1。 細菌DNAの分離
* ステップ1:細胞溶解: 細菌細胞は開いており、DNAを含む内容物を放出します。これは、次のことを達成できます。
* 機械的方法:
* フレンチプレス: このデバイスは、細胞を狭い開口部から強制し、高圧を作成し、破裂させます。
* 超音波処理: 高周波の音波は、細胞を振動させるために使用され、バラバラになります。
* ビーズミリング: 細胞は、細胞壁を物理的に破壊する小さなビーズで高速攪拌にさらされます。
* 化学方法:
* 酵素: ペプチドグリカン(細胞壁)を分解するリゾチーム(グラム陽性細菌の場合)または細胞壁の消化に使用されます。
* 洗剤: これらの薬剤は細胞膜を破壊し、細胞の内容物を放出します。
* ステップ2:細胞破片の除去: 溶解後、細胞溶解物(細胞含有量の混合)をきれいにする必要があります。これは通常、DNAを細胞の破片、タンパク質、および他の分子から分離する遠心分離を伴います。
* ステップ3:DNA精製: 残りのDNAは、さまざまな方法を使用してさらに精製されます。

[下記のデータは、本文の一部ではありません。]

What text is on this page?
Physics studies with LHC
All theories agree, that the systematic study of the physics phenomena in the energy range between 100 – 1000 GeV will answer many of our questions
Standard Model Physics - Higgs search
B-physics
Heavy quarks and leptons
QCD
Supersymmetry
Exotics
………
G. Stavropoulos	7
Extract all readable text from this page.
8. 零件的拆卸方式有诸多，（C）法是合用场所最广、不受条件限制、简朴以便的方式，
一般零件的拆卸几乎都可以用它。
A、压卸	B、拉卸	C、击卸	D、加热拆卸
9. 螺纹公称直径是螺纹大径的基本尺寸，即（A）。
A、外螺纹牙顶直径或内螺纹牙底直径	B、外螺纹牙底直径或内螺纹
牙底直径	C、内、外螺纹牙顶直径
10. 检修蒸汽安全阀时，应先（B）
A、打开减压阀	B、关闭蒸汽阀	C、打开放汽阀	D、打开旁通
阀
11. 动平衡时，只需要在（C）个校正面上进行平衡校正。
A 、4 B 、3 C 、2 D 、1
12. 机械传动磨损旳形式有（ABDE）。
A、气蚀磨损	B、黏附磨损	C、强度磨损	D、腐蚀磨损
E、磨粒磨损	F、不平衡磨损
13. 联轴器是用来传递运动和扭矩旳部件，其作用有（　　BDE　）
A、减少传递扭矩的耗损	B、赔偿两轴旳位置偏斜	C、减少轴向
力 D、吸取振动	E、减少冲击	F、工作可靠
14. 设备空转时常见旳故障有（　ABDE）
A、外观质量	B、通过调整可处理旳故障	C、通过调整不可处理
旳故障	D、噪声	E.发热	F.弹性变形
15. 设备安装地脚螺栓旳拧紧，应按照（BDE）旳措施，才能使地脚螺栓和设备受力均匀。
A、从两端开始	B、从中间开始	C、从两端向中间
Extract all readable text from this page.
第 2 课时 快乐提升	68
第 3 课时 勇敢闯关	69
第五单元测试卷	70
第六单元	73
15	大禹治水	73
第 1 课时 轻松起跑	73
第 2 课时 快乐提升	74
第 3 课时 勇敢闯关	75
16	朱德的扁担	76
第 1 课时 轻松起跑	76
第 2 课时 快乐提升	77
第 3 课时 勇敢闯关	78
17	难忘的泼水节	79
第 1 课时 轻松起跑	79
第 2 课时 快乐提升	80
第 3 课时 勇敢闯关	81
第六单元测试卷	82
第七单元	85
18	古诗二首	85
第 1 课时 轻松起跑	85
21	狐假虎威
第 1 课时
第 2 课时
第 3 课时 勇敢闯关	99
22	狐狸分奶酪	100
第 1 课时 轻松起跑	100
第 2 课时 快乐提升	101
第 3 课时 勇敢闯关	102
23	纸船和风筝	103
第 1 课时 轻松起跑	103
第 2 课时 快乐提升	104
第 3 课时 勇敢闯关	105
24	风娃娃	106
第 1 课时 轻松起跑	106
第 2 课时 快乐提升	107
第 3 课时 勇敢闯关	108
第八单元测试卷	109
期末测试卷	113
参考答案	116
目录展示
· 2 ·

* フェノールクロロホルム抽出: この古典的な技術は、フェノールとクロロホルムの混合を使用して、DNAをタンパク質から分離します。 DNAは水相にとどまり、タンパク質は有機相に抽出されます。
* 列クロマトグラフィー: さまざまな市販のキットは、DNAを選択的に結合する樹脂を使用して柱を利用して、精製を可能にします。
* 降水量: DNAは、エタノールまたはイソプロパノールを使用して溶液から沈殿し、濃縮ペレットをもたらします。
2。 細菌DNAの操作
* 制限酵素: これらの酵素は、特定の配列でDNAを切断するために使用され、遺伝子クローン化に適した断片が作成されます。
* リガーゼ: DNAフラグメントを結合する酵素。それらは、遺伝子をベクターに挿入するために不可欠です。
* ポリメラーゼ連鎖反応(PCR): この手法により、特定のDNA配列の増幅が可能になります。クローン化のために遺伝子の複数のコピーを作成したり、より大きなゲノムから特定のDNAフラグメントを分離するために使用されます。
3。 クローニングベクターの調製
* ベクトル: これらは、外来DNAを細菌細胞に運ぶための車両として機能するDNA分子(多くの場合プラスミドまたはバクテリオファージ)です。
* ベクトル修正:
* 制限酵素消化: ベクターは制限酵素で切断され、外来DNAを挿入できるオープンな「粘着端」を作成します。
* ライゲーション: 外来DNAフラグメントは、DNAリガーゼを使用してベクターに連結(結合)されます。
4。 変換(遺伝子移動細菌への移動)
* 有能な細胞: バクテリアは、外来DNAの取り組みをより受け入れるように治療されます。これは、さまざまな方法で実行できます。
* 化学処理: 塩化カルシウム(CACL2)や塩化マグネシウム(MGCL2)などの溶液を使用して、細菌の細胞壁をより透過性にします。
* エレクトロポレーション: 短い電気パルスは、細菌細胞膜に一時的な毛穴を作り出し、DNAが入ることができます。
* 変換: 有能な細胞は組換えベクターにさらされ、ベクターが細菌細胞に入ることができます。
* 選択: ベクターは通常、抗生物質耐性遺伝子を運びます。 これにより、科学者はベクターを正常に取り上げた細菌細胞を選択できます。
キーポイント
* 安全性: 汚染を防ぐために、DNA調製において滅菌技術が重要です。
* 品質管理: 孤立したDNAの品質は、遺伝子転移を成功させるために不可欠です。
* アプリケーション: これらの技術は、遺伝子クローン、タンパク質生産、遺伝子組み換え生物の作成など、さまざまな遺伝子工学アプリケーションにとって重要です。
細菌DNAの調製または遺伝子移動の特定の側面の詳細が必要な場合はお知らせください!